You can select another base estimator. You can use any ML learner as base estimator if it accepts sample weight such as Decision Tree, Support Vector Classifier.

In [None]:
# Load libraries
from sklearn.ensemble import AdaBoostClassifier

# Import Support Vector Classifier
from sklearn.svm import SVC
#Import scikit-learn metrics module for accuracy calculation
from sklearn import metrics

svc=SVC(probability=True, kernel='linear')

# Create adaboost classifer object
abc =AdaBoostClassifier(n_estimators=50, base_estimator=svc,learning_rate=1)

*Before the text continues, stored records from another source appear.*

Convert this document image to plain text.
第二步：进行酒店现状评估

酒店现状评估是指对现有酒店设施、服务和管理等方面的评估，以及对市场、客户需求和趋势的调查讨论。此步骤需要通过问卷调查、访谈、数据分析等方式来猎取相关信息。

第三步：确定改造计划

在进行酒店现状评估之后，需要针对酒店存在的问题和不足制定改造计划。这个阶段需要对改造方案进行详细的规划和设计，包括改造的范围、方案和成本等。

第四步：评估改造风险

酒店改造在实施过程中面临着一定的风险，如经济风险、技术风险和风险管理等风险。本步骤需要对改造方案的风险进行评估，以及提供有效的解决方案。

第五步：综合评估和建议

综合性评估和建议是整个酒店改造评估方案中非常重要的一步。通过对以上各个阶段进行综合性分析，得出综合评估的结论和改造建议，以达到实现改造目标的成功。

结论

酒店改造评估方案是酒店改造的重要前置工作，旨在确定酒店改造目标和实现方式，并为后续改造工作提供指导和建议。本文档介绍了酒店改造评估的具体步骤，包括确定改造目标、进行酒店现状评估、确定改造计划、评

# Train Adaboost Classifer
model = abc.fit(X_train, y_train)

# Predict the response for test dataset
y_pred = model.predict(X_test)


# Model Accuracy
print("Accuracy:",metrics.accuracy_score(y_test, y_pred))

* Pros

AdaBoost is easy to implement. It iteratively corrects the mistakes of the weak classifier and improves accuracy by combining weak learners. You can use many base classifiers with AdaBoost. AdaBoost is not prone to overfitting. This can be found out via experiment results, but there is no concrete reason available.

* Cons

AdaBoost is sensitive to noise data. It is highly affected by outliers because it tries to fit each point perfectly. AdaBoost is slower compared to XGBoost.